As the trooper began to turn (in the wrong direction) he saw a dog in the road. It was Buddy, and when he saw the trooper’s car, he turned and started running back home, frequently making sure the trooper was following .
Fortunately for your joy and amazement, it was all caught on the trooper’s dashcam here.
Buddy was later awarded a hero’s silver bowl by the State Police… cops recognize a hero when they see one.
And on this website, Napoleon the English Bulldog who defied the breed’s notoriously poor swimming skills to swim out into a lake and rescue a burlap sack containing six abandoned kittens is just one of 25 of our best canine heroes.
See here for all 25 of some of the best of man’s best friends.
In our busy, hectic and often cynical lives, we forget that heroes of all kinds are essential to our lives, our souls; they remind us of the “better angles of our nature” as Lincoln observed.
We would all do well to stand ready to be potential heroes, to do the hard thing when we are called upon by circumstance, morality or instinct.

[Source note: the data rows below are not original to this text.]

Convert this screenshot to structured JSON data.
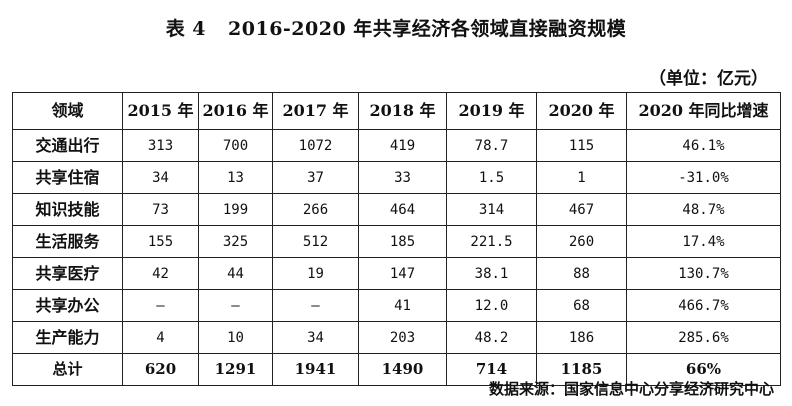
{
  "title": {
    "label": "表 4",
    "text": "2016-2020 年共享经济各领域直接融资规模"
  },
  "unit": "（单位：亿元）",
  "table": {
    "headers": [
      "领域",
      "2015 年",
      "2016 年",
      "2017 年",
      "2018 年",
      "2019 年",
      "2020 年",
      "2020 年同比增速"
    ],
    "rows": [
      [
        "交通出行",
        "313",
        "700",
        "1072",
        "419",
        "78.7",
        "115",
        "46.1%"
      ],
      [
        "共享住宿",
        "34",
        "13",
        "37",
        "33",
        "1.5",
        "1",
        "-31.0%"
      ],
      [
        "知识技能",
        "73",
        "199",
        "266",
        "464",
        "314",
        "467",
        "48.7%"
      ],
      [
        "生活服务",
        "155",
        "325",
        "512",
        "185",
        "221.5",
        "260",
        "17.4%"
      ],
      [
        "共享医疗",
        "42",
        "44",
        "19",
        "147",
        "38.1",
        "88",
        "130.7%"
      ],
      [
        "共享办公",
        "—",
        "—",
        "—",
        "41",
        "12.0",
        "68",
        "466.7%"
      ],
      [
        "生产能力",
        "4",
        "10",
        "34",
        "203",
        "48.2",
        "186",
        "285.6%"
      ]
    ],
    "total": [
      "总计",
      "620",
      "1291",
      "1941",
      "1490",
      "714",
      "1185",
      "66%"
    ]
  },
  "source": "数据来源：国家信息中心分享经济研究中心"
}
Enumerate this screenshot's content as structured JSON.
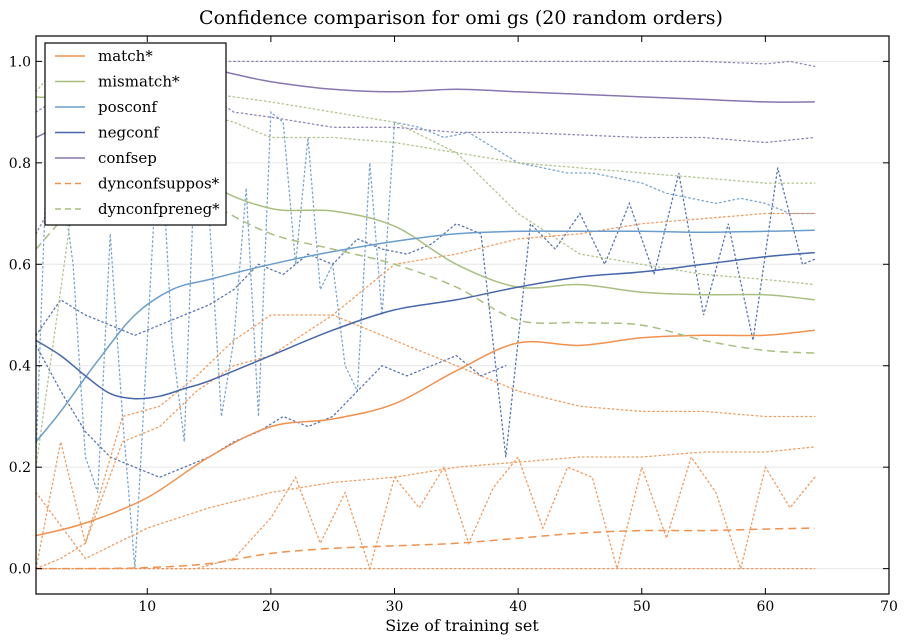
{
  "chart_data": {
    "type": "line",
    "title": "Confidence comparison for omi gs (20 random orders)",
    "xlabel": "Size of training set",
    "ylabel": "",
    "xlim": [
      1,
      70
    ],
    "ylim": [
      -0.05,
      1.05
    ],
    "xticks": [
      10,
      20,
      30,
      40,
      50,
      60,
      70
    ],
    "yticks": [
      0.0,
      0.2,
      0.4,
      0.6,
      0.8,
      1.0
    ],
    "xtick_labels": [
      "10",
      "20",
      "30",
      "40",
      "50",
      "60",
      "70"
    ],
    "ytick_labels": [
      "0.0",
      "0.2",
      "0.4",
      "0.6",
      "0.8",
      "1.0"
    ],
    "grid": "horizontal",
    "legend_position": "top-left",
    "colors": {
      "match": "#f0914e",
      "mismatch": "#a8bf7f",
      "posconf": "#6a9dcb",
      "negconf": "#4767ab",
      "confsep": "#8876b1"
    },
    "series": [
      {
        "name": "match*",
        "style": "solid",
        "color": "#f0914e",
        "x": [
          1,
          5,
          10,
          15,
          20,
          25,
          30,
          35,
          40,
          45,
          50,
          55,
          60,
          64
        ],
        "y": [
          0.065,
          0.09,
          0.14,
          0.22,
          0.28,
          0.295,
          0.325,
          0.39,
          0.445,
          0.44,
          0.455,
          0.46,
          0.46,
          0.47
        ]
      },
      {
        "name": "mismatch*",
        "style": "solid",
        "color": "#a8bf7f",
        "x": [
          1,
          5,
          10,
          15,
          20,
          25,
          30,
          35,
          40,
          45,
          50,
          55,
          60,
          64
        ],
        "y": [
          0.93,
          0.92,
          0.87,
          0.76,
          0.71,
          0.705,
          0.675,
          0.6,
          0.555,
          0.56,
          0.545,
          0.54,
          0.54,
          0.53
        ]
      },
      {
        "name": "posconf",
        "style": "solid",
        "color": "#6a9dcb",
        "x": [
          1,
          3,
          6,
          9,
          12,
          15,
          20,
          25,
          30,
          35,
          40,
          45,
          50,
          55,
          60,
          64
        ],
        "y": [
          0.25,
          0.31,
          0.41,
          0.5,
          0.55,
          0.57,
          0.6,
          0.625,
          0.645,
          0.66,
          0.665,
          0.665,
          0.665,
          0.663,
          0.665,
          0.667
        ]
      },
      {
        "name": "negconf",
        "style": "solid",
        "color": "#4767ab",
        "x": [
          1,
          3,
          5,
          7,
          9,
          11,
          13,
          15,
          20,
          25,
          30,
          35,
          40,
          45,
          50,
          55,
          60,
          64
        ],
        "y": [
          0.45,
          0.42,
          0.38,
          0.345,
          0.335,
          0.34,
          0.355,
          0.37,
          0.42,
          0.47,
          0.51,
          0.53,
          0.555,
          0.575,
          0.585,
          0.6,
          0.615,
          0.623
        ]
      },
      {
        "name": "confsep",
        "style": "solid",
        "color": "#8876b1",
        "x": [
          1,
          3,
          5,
          8,
          11,
          14,
          17,
          20,
          25,
          30,
          35,
          40,
          45,
          50,
          55,
          60,
          64
        ],
        "y": [
          0.85,
          0.875,
          0.91,
          0.95,
          0.975,
          0.99,
          0.975,
          0.96,
          0.945,
          0.94,
          0.945,
          0.94,
          0.935,
          0.93,
          0.925,
          0.92,
          0.92
        ]
      },
      {
        "name": "dynconfsuppos*",
        "style": "dashed",
        "color": "#f0914e",
        "x": [
          1,
          5,
          10,
          15,
          20,
          25,
          30,
          35,
          40,
          45,
          50,
          55,
          60,
          64
        ],
        "y": [
          0.0,
          0.0,
          0.002,
          0.01,
          0.03,
          0.04,
          0.045,
          0.05,
          0.06,
          0.07,
          0.075,
          0.075,
          0.078,
          0.08
        ]
      },
      {
        "name": "dynconfpreneg*",
        "style": "dashed",
        "color": "#a8bf7f",
        "x": [
          1,
          5,
          10,
          15,
          20,
          25,
          30,
          35,
          40,
          45,
          50,
          55,
          60,
          64
        ],
        "y": [
          0.63,
          0.73,
          0.78,
          0.72,
          0.66,
          0.63,
          0.6,
          0.555,
          0.49,
          0.485,
          0.48,
          0.45,
          0.43,
          0.425
        ]
      }
    ],
    "dotted_series": [
      {
        "color": "#8876b1",
        "x": [
          1,
          3,
          5,
          8,
          11,
          14,
          17,
          20,
          25,
          30,
          35,
          40,
          45,
          50,
          55,
          60,
          62,
          64
        ],
        "y": [
          0.9,
          0.93,
          0.96,
          1.0,
          1.0,
          1.0,
          1.0,
          1.0,
          1.0,
          1.0,
          1.0,
          1.0,
          1.0,
          1.0,
          1.0,
          0.995,
          1.0,
          0.99
        ]
      },
      {
        "color": "#8876b1",
        "x": [
          1,
          3,
          5,
          8,
          11,
          14,
          17,
          20,
          25,
          30,
          35,
          40,
          45,
          50,
          55,
          60,
          64
        ],
        "y": [
          0.66,
          0.75,
          0.82,
          0.88,
          0.93,
          0.95,
          0.9,
          0.89,
          0.87,
          0.87,
          0.86,
          0.86,
          0.855,
          0.85,
          0.85,
          0.84,
          0.85
        ]
      },
      {
        "color": "#6a9dcb",
        "x": [
          1,
          2,
          3,
          4,
          5,
          6,
          7,
          8,
          9,
          10,
          11,
          12,
          13,
          14,
          15,
          16,
          17,
          18,
          19,
          20,
          21,
          22,
          23,
          24,
          25,
          26,
          27,
          28,
          29,
          30
        ],
        "y": [
          0.22,
          0.9,
          0.78,
          0.6,
          0.22,
          0.15,
          0.66,
          0.3,
          0.0,
          0.45,
          0.9,
          0.45,
          0.25,
          0.9,
          0.7,
          0.3,
          0.45,
          0.75,
          0.3,
          0.9,
          0.88,
          0.6,
          0.85,
          0.55,
          0.6,
          0.4,
          0.35,
          0.8,
          0.5,
          0.88
        ]
      },
      {
        "color": "#6a9dcb",
        "x": [
          30,
          32,
          34,
          36,
          38,
          40,
          42,
          44,
          46,
          48,
          50,
          52,
          54,
          56,
          58,
          60,
          62,
          64
        ],
        "y": [
          0.88,
          0.87,
          0.85,
          0.86,
          0.83,
          0.8,
          0.79,
          0.78,
          0.78,
          0.77,
          0.76,
          0.74,
          0.73,
          0.72,
          0.73,
          0.72,
          0.7,
          0.7
        ]
      },
      {
        "color": "#4767ab",
        "x": [
          1,
          3,
          5,
          7,
          9,
          11,
          13,
          15,
          17,
          19,
          21,
          23,
          25,
          27,
          29,
          31,
          33,
          35,
          37,
          39,
          41,
          43,
          45,
          47,
          49,
          51,
          53,
          55,
          57,
          59,
          61,
          63,
          64
        ],
        "y": [
          0.46,
          0.53,
          0.5,
          0.48,
          0.46,
          0.48,
          0.5,
          0.52,
          0.55,
          0.6,
          0.58,
          0.62,
          0.6,
          0.65,
          0.63,
          0.62,
          0.64,
          0.68,
          0.66,
          0.22,
          0.68,
          0.63,
          0.7,
          0.6,
          0.72,
          0.58,
          0.78,
          0.5,
          0.68,
          0.45,
          0.79,
          0.6,
          0.61
        ]
      },
      {
        "color": "#4767ab",
        "x": [
          1,
          3,
          5,
          7,
          9,
          11,
          13,
          15,
          17,
          19,
          21,
          23,
          25,
          27,
          29,
          31,
          33,
          35,
          37,
          39
        ],
        "y": [
          0.44,
          0.35,
          0.27,
          0.22,
          0.2,
          0.18,
          0.2,
          0.22,
          0.25,
          0.27,
          0.3,
          0.28,
          0.3,
          0.35,
          0.4,
          0.38,
          0.4,
          0.42,
          0.38,
          0.4
        ]
      },
      {
        "color": "#a8bf7f",
        "x": [
          1,
          3,
          5,
          8,
          11,
          14,
          17,
          20,
          25,
          30,
          35,
          40,
          45,
          50,
          55,
          60,
          64
        ],
        "y": [
          0.2,
          0.55,
          0.9,
          0.85,
          0.88,
          0.9,
          0.88,
          0.85,
          0.85,
          0.84,
          0.82,
          0.8,
          0.79,
          0.78,
          0.77,
          0.76,
          0.76
        ]
      },
      {
        "color": "#a8bf7f",
        "x": [
          1,
          3,
          5,
          8,
          11,
          14,
          17,
          20,
          25,
          30,
          35,
          40,
          45,
          50,
          55,
          60,
          64
        ],
        "y": [
          0.94,
          1.0,
          0.98,
          0.96,
          0.95,
          0.94,
          0.93,
          0.92,
          0.9,
          0.88,
          0.82,
          0.7,
          0.62,
          0.6,
          0.58,
          0.57,
          0.56
        ]
      },
      {
        "color": "#f0914e",
        "x": [
          1,
          3,
          5,
          8,
          11,
          14,
          17,
          20,
          25,
          30,
          35,
          40,
          45,
          50,
          55,
          60,
          64
        ],
        "y": [
          0.0,
          0.25,
          0.05,
          0.25,
          0.28,
          0.35,
          0.4,
          0.42,
          0.5,
          0.6,
          0.62,
          0.65,
          0.66,
          0.68,
          0.69,
          0.7,
          0.7
        ]
      },
      {
        "color": "#f0914e",
        "x": [
          1,
          3,
          5,
          8,
          11,
          14,
          17,
          20,
          25,
          30,
          35,
          40,
          45,
          50,
          55,
          60,
          64
        ],
        "y": [
          0.0,
          0.02,
          0.05,
          0.3,
          0.32,
          0.38,
          0.45,
          0.5,
          0.5,
          0.45,
          0.4,
          0.35,
          0.32,
          0.31,
          0.31,
          0.3,
          0.3
        ]
      },
      {
        "color": "#f0914e",
        "x": [
          1,
          3,
          5,
          8,
          11,
          14,
          17,
          20,
          22,
          24,
          26,
          28,
          30,
          32,
          34,
          36,
          38,
          40,
          42,
          44,
          46,
          48,
          50,
          52,
          54,
          56,
          58,
          60,
          62,
          64
        ],
        "y": [
          0.0,
          0.0,
          0.0,
          0.0,
          0.0,
          0.0,
          0.02,
          0.1,
          0.18,
          0.05,
          0.15,
          0.0,
          0.18,
          0.12,
          0.2,
          0.05,
          0.16,
          0.22,
          0.08,
          0.2,
          0.18,
          0.0,
          0.2,
          0.06,
          0.22,
          0.15,
          0.0,
          0.2,
          0.12,
          0.18
        ]
      },
      {
        "color": "#f0914e",
        "x": [
          1,
          3,
          5,
          8,
          11,
          14,
          17,
          20,
          22,
          24,
          26,
          28,
          30,
          32,
          34,
          36,
          38,
          40,
          42,
          44,
          46,
          48,
          50,
          52,
          54,
          56,
          58,
          60,
          62,
          64
        ],
        "y": [
          0.0,
          0.0,
          0.0,
          0.0,
          0.0,
          0.0,
          0.0,
          0.0,
          0.0,
          0.0,
          0.0,
          0.0,
          0.0,
          0.0,
          0.0,
          0.0,
          0.0,
          0.0,
          0.0,
          0.0,
          0.0,
          0.0,
          0.0,
          0.0,
          0.0,
          0.0,
          0.0,
          0.0,
          0.0,
          0.0
        ]
      },
      {
        "color": "#f0914e",
        "x": [
          1,
          5,
          10,
          15,
          20,
          25,
          30,
          35,
          40,
          45,
          50,
          55,
          60,
          64
        ],
        "y": [
          0.15,
          0.02,
          0.08,
          0.12,
          0.15,
          0.17,
          0.18,
          0.2,
          0.21,
          0.22,
          0.22,
          0.23,
          0.23,
          0.24
        ]
      }
    ]
  }
}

It’s only fair… clearly, others stand ready to do so for us.
A true hero, when they are still alive to speak, often gives some one else the credit.... re: Tale-Yax , truly an atrocious shame. The woman 'saved' is a piece of work for not acknowledging the man's selfless, life costing act. One of my father's favorite sayings is: "No good deed goes unpunished" ... it's cynical, but she wasn't worth it buddy. The passersby that did nothing. ROT. IN. HELL.